Gazeteci ve iletişim bilimleri öğretim üyesi Dr. Hamid Rıza Modaggeg de şu değerlendirmede bulundu: “Medya kuruluşlarımız artık geleneksel yapıda kalmış değildir. Gazetelerimiz ve haber ajanslarımızın çoğu dijital ortamda da oldukça aktif. Örneğin bazı haber ajansları yazılı haberlerle birlikte aynı içeriği sesli ve görüntülü olarak da web sitelerinde yayımlamaktadır. Radyo ve televizyon gibi geleneksel medya kurumlarımız da artık sanal ortamda etkin biçimde yer almaktadır.”

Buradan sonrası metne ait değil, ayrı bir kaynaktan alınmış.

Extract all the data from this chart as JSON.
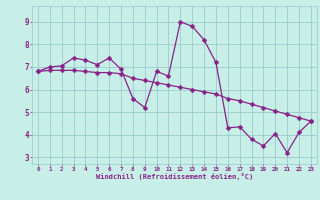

İletişim bilimleri öğretim üyesi şöyle devam etti: “Ancak şunu da belirtmek gerekir ki birçok medya kuruluşumuz Instagram, X (eski ismiyle Twitter) gibi sosyal medya platformlarında yeterince aktif değildir; çünkü bu platformlar yasal olarak ülkede yasaklı durumdadır. Dolayısıyla yasal çerçevede faaliyet göstermek isteyen medya organları doğal olarak bu alanlara girmemektedir. Yine de ‘medyamız tamamen geleneksel kaldı, modern haber alanlarına hiç adım atmadı’ demek doğru olmaz.”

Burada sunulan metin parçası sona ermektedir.